Two Rivers Community School officially opened its doors Wednesday, welcoming nearly 200 K-7 students from throughout the valley.
The tuition-free public charter, which emphasizes bilingualism and hands-on, place-based learning, is the product of years of effort and enthusiasm from parents, students and staff.
“We’ve arrived,” said Rebecca Ruland-Shanahan, who shares her position as “head of school” with Adriana Ayala-Hire. “We’re working out the kinks but I think we’re off to a great start.”
The facility at 195 Center Drive in West Glenwood is remarkably inviting for formal Postal Service station. Six-foot-tall dividers between classrooms muffle noise surprisingly well, and Gregory Park expands the playground well beyond a single basketball hoop and some asphalt. The school has no commercial kitchen, so lunch is catered by local restaurants and served by students. Athletics are available through Glenwood Springs Middle School, just a few blocks away.
Despite all the newness, weeks of preparation provided an air of comfort.
“Today doesn’t really feel like the first day because it’s been an ongoing process,” said Ayala-Hire, “We know most of the kids already.”

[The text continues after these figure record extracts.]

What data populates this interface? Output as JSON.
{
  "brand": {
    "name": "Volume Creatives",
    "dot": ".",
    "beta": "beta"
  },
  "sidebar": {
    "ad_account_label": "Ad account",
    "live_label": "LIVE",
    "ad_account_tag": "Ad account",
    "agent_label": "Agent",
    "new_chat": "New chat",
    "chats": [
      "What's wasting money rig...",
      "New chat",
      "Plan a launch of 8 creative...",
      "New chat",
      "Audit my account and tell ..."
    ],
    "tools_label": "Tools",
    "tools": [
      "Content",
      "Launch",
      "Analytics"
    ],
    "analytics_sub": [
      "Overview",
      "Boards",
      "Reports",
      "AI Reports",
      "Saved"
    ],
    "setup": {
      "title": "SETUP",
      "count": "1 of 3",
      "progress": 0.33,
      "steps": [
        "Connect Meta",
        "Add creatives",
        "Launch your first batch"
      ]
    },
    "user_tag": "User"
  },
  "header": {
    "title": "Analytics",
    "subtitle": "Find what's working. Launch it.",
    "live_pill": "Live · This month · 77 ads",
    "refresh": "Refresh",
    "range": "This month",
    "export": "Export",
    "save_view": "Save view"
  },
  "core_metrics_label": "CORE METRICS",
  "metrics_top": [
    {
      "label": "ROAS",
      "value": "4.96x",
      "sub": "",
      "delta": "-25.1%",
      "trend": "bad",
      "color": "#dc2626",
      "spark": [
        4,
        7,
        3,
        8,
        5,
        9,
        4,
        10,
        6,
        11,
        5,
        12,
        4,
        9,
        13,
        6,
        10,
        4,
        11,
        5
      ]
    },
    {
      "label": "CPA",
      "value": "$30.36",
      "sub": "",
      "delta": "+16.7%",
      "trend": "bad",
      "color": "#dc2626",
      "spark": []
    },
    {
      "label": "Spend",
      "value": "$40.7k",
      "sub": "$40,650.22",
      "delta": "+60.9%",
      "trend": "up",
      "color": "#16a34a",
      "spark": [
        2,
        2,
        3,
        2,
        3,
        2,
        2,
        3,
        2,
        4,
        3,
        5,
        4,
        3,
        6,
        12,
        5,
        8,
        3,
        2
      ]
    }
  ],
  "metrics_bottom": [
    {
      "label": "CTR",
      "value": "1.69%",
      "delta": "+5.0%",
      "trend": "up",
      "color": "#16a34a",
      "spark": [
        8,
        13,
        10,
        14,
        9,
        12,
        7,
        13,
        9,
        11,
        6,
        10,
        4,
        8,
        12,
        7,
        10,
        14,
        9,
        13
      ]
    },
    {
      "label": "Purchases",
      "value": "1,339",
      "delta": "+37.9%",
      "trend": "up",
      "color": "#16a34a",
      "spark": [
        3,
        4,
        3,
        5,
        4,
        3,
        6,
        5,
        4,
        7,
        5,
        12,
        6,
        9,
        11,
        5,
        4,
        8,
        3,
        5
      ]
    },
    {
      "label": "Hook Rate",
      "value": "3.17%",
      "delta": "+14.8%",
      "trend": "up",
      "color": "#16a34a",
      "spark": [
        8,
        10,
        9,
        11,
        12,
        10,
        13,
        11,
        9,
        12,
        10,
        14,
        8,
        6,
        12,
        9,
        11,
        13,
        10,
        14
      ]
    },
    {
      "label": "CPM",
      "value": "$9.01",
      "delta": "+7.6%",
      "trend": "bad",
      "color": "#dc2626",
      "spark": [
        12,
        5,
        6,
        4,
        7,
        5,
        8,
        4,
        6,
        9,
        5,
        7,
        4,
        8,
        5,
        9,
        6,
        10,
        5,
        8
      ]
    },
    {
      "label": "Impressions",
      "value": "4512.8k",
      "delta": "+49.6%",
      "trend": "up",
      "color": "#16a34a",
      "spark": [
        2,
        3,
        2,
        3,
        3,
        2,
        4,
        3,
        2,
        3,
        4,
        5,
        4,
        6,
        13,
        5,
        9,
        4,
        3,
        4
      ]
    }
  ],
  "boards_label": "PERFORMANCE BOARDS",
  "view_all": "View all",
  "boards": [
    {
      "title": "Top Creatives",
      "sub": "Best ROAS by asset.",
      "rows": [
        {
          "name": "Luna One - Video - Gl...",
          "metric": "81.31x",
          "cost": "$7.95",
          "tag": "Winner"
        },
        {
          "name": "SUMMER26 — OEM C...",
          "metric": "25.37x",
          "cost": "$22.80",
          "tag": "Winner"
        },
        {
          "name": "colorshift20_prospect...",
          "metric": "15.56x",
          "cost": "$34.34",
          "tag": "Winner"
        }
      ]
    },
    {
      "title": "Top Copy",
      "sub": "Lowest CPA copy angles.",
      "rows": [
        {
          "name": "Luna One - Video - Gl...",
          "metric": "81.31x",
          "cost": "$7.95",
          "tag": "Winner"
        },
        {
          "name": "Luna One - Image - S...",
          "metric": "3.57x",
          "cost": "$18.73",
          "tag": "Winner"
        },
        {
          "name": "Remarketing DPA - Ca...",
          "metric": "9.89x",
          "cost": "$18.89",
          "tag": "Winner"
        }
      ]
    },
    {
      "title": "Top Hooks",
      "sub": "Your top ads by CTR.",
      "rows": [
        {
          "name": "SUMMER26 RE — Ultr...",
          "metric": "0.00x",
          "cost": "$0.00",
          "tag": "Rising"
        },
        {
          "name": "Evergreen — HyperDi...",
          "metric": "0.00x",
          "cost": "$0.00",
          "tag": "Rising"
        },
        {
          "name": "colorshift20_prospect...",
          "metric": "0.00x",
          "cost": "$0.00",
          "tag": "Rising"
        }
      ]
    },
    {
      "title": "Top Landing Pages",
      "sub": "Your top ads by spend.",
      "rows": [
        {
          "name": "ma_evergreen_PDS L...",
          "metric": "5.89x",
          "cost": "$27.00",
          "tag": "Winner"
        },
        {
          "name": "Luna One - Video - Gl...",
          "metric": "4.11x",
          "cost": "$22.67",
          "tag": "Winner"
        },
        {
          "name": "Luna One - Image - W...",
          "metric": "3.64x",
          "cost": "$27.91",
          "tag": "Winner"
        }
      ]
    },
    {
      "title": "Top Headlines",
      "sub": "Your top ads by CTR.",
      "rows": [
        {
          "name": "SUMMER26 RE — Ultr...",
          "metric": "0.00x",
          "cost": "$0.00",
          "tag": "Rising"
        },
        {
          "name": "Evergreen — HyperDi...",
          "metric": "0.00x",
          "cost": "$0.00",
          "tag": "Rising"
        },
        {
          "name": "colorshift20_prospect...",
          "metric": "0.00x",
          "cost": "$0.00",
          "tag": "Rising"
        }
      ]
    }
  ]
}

Long term, the school hopes to get grants to buy a bus and add a preschool by expanding into unused space.
“It will evolve into something great,” said Ruland-Shanahan.
“We have a lot of plans,” Ayala-Hire agreed. “I’m amazed by the level of community support. It tells me people wanted to have options.”

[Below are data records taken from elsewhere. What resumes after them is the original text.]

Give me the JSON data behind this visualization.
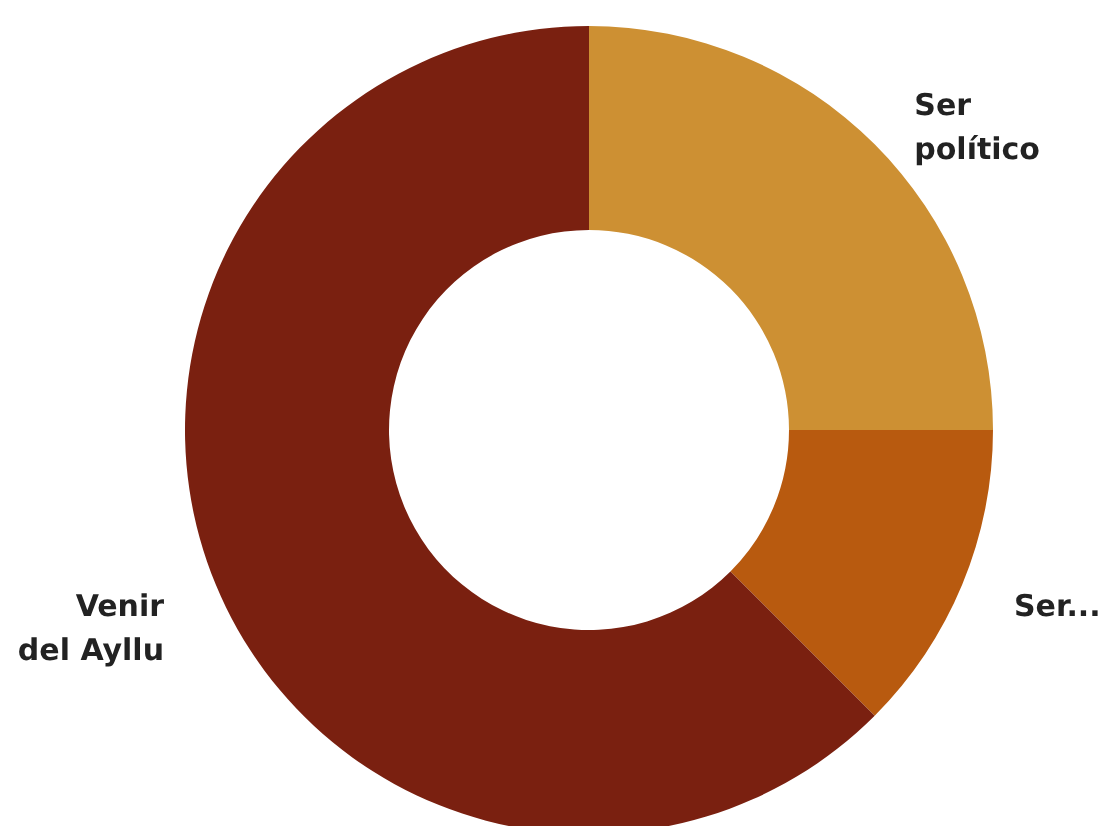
{
  "chart_data": {
    "type": "donut",
    "categories": [
      "Ser\npolítico",
      "Ser...",
      "Venir\ndel Ayllu"
    ],
    "values": [
      25,
      12.5,
      62.5
    ],
    "colors": [
      "#cd9033",
      "#b85a0f",
      "#7a2010"
    ]
  }
}
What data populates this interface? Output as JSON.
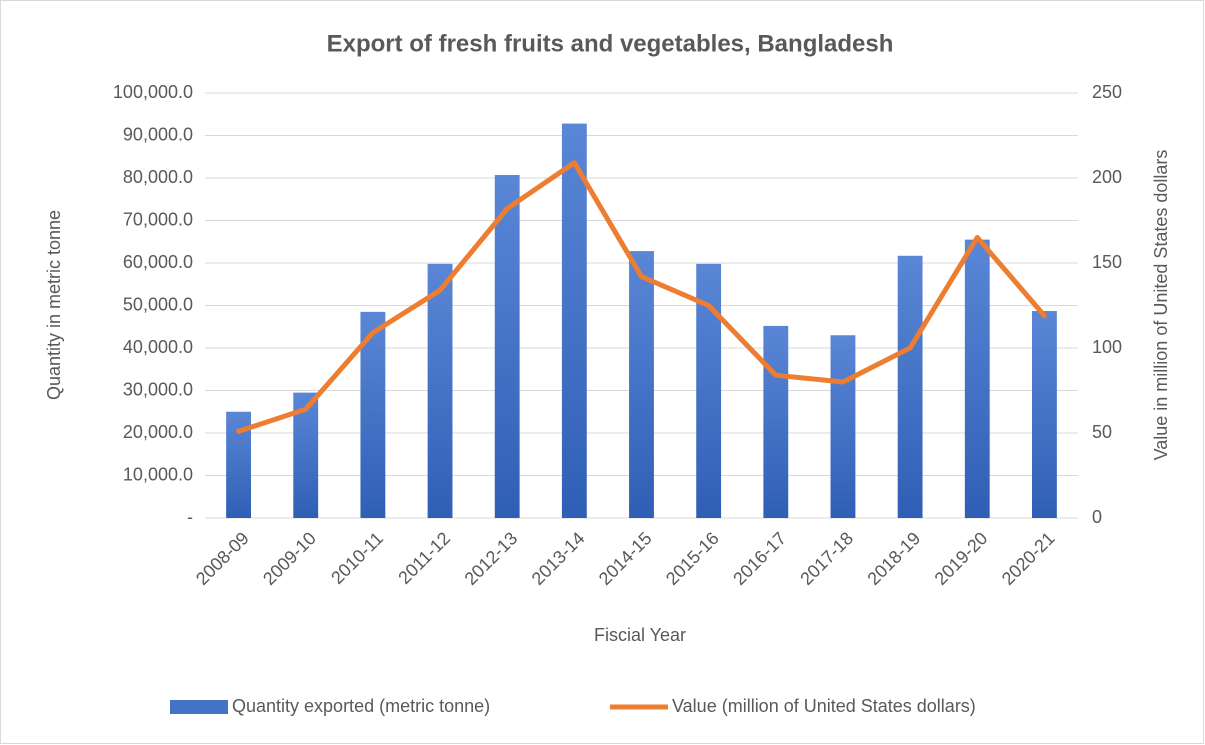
{
  "chart_data": {
    "type": "bar_line",
    "title": "Export of fresh fruits and vegetables, Bangladesh",
    "x_label": "Fiscial Year",
    "y_label": "Quantity in metric tonne",
    "y2_label": "Value in million of United States dollars",
    "categories": [
      "2008-09",
      "2009-10",
      "2010-11",
      "2011-12",
      "2012-13",
      "2013-14",
      "2014-15",
      "2015-16",
      "2016-17",
      "2017-18",
      "2018-19",
      "2019-20",
      "2020-21"
    ],
    "series": [
      {
        "name": "Quantity exported (metric tonne)",
        "type": "bar",
        "color": "#4472c4",
        "values": [
          25000,
          29500,
          48500,
          59800,
          80700,
          92800,
          62800,
          59800,
          45200,
          43000,
          61700,
          65500,
          48700
        ]
      },
      {
        "name": "Value (million of United States dollars)",
        "type": "line",
        "axis": "y2",
        "color": "#ed7d31",
        "values": [
          51,
          64,
          109,
          134,
          182,
          209,
          142,
          125,
          84,
          80,
          100,
          165,
          119
        ]
      }
    ],
    "ylim": [
      0,
      100000
    ],
    "yticks": [
      {
        "value": 0,
        "label": "-"
      },
      {
        "value": 10000,
        "label": "10,000.0"
      },
      {
        "value": 20000,
        "label": "20,000.0"
      },
      {
        "value": 30000,
        "label": "30,000.0"
      },
      {
        "value": 40000,
        "label": "40,000.0"
      },
      {
        "value": 50000,
        "label": "50,000.0"
      },
      {
        "value": 60000,
        "label": "60,000.0"
      },
      {
        "value": 70000,
        "label": "70,000.0"
      },
      {
        "value": 80000,
        "label": "80,000.0"
      },
      {
        "value": 90000,
        "label": "90,000.0"
      },
      {
        "value": 100000,
        "label": "100,000.0"
      }
    ],
    "y2lim": [
      0,
      250
    ],
    "y2ticks": [
      0,
      50,
      100,
      150,
      200,
      250
    ],
    "grid": true,
    "legend": "bottom"
  }
}
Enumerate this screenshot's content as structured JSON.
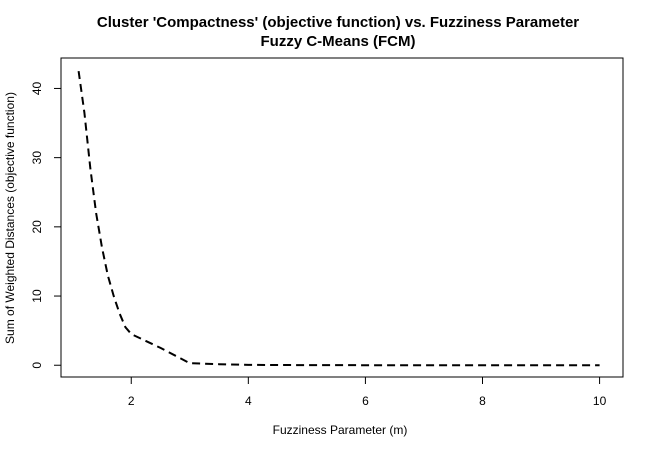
{
  "chart_data": {
    "type": "line",
    "title": "Cluster 'Compactness' (objective function) vs. Fuzziness Parameter",
    "subtitle": "Fuzzy C-Means (FCM)",
    "xlabel": "Fuzziness Parameter (m)",
    "ylabel": "Sum of Weighted Distances (objective function)",
    "xlim": [
      0.8,
      10.4
    ],
    "ylim": [
      -1.7,
      44.4
    ],
    "x_ticks": [
      2,
      4,
      6,
      8,
      10
    ],
    "y_ticks": [
      0,
      10,
      20,
      30,
      40
    ],
    "x_tick_labels": [
      "2",
      "4",
      "6",
      "8",
      "10"
    ],
    "y_tick_labels": [
      "0",
      "10",
      "20",
      "30",
      "40"
    ],
    "grid": false,
    "line_style": "dashed",
    "line_color": "#000000",
    "series": [
      {
        "x": [
          1.1,
          1.2,
          1.3,
          1.4,
          1.5,
          1.6,
          1.7,
          1.8,
          1.9,
          2,
          2.5,
          3,
          3.5,
          4,
          5,
          6,
          7,
          8,
          9,
          10
        ],
        "values": [
          42.5,
          36.5,
          28.5,
          22,
          17,
          13,
          10,
          7.5,
          5.5,
          4.5,
          2.5,
          0.3,
          0.15,
          0.05,
          0.02,
          0.01,
          0.01,
          0.0,
          0.0,
          0.0
        ]
      }
    ]
  }
}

The sentiment was echoed by numerous parents who attended the open house on Monday night.
“Whether or not you think this is the best for your kids or not, it’s important to have options,” said Christine Young, who has kids in first, second, and sixth grade at the new school, as well as children at other area schools. “I am very excited about the hands-on learning. I like the multi-age classrooms. It gives the older kids a sense of responsibility.”
Students spend two years with most teachers, a concession to the size of the school but also an opportunity for enhanced stability and more flexibility in curriculum.
The current kindergarten and first-graders are entering a fully bilingual program, with half of their teaching time in Spanish and half in English. The program will grow with this year’s fresh students, but in the meantime all grades are required to take 45 minutes of Spanish each day.
“The generation that’s coming up is going to be so global,” said Spanish teacher Tracy Pihl. She encountered many bilingual and trilingual students in her time teaching in Madrid, and is happy to help local students stay competitive.
“They’re going to have so many opportunities,” said Tricia Zienowicz. As one of the few teachers not already fluent, she’s working on improving her skills to keep up with her students. She believes the extra effort is worth it to be part of such an effort.
“It’s one of the coolest teaching experiences I’ve had and it’s just going to get better,” she said. “I always liked to teach science because you can make anything into a project. Now I’m learning to do all subjects that way.”
Ayala-Hire says she’s confident in the teaching team and the charter school approach.
“It presents us the opportunity to be innovative, and I think that’s what people are looking for.”